Protein-lipid interactions were analyzed using an in-house procedure (PyLipID; https://github.com/wlsong/PyLipID) to calculate the residence time of lipid interactions with GCGR in CG simulations. Briefly, lipid contacts were initiated when any of lipid headgroup beads came within 0.55 nm of the CG protein surface and ended when they exceeded 1.0 nm. In atomistic simulations, a dual cutoff of 0.35–0.55 nm was used. Bi-exponential curve fitting of lipid interaction durations as a function of time were used to estimate koff values for lipid interactions. These koff values were used to derive lipid residence times, which form the basis of the interaction profiles shown in the figures.

Atomistic MD simulations

For atomistic simulations, the protein structure was embedded in lipid bilayers, which were assembled using the CHARMM-GUI bilayer builder (45). Atomistic bilayers were composed of POPC (65%): GM3 (10%) and cholesterol (25%) in the extracellular leaflet and POPC (65%): PIP2 (10%) and cholesterol (25%) in the intracellular leaflet. The default atomic charges for GM3 (overall charge = −1) and PIP2 (overall charge = −4) as specified in the CHARMM-GUI output were used, the parameterization of which is described elsewhere, yielding experimentally comparable bilayer systems (46,47).
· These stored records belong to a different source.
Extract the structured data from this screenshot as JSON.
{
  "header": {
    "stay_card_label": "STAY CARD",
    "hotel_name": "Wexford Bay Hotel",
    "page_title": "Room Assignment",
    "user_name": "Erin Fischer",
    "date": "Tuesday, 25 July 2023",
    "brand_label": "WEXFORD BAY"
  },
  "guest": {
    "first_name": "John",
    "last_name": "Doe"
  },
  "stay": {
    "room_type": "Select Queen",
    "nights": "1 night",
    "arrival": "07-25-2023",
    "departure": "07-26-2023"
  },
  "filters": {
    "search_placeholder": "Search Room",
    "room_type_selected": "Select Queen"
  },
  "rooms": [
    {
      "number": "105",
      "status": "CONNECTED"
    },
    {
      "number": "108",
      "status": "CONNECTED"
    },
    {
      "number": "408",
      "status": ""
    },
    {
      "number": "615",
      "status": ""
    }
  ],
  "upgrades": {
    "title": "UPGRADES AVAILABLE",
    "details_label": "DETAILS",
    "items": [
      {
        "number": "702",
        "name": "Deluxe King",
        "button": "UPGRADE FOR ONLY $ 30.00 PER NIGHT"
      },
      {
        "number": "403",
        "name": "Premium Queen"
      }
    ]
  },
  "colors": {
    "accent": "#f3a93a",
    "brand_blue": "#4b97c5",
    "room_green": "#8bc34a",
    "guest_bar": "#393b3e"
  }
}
GM3 and PIP2 itp files are provided as Data S1. The GROMACS 4.6 g_membed tool (48) was used to embed GCGR in a bilayer before solvation using TIP3P water (49) and 150 mM NaCl. For each replicate, independent steepest-descent energy minimization followed by 5-ns NVT and NPT equilibration steps were performed with restraints applied to the protein.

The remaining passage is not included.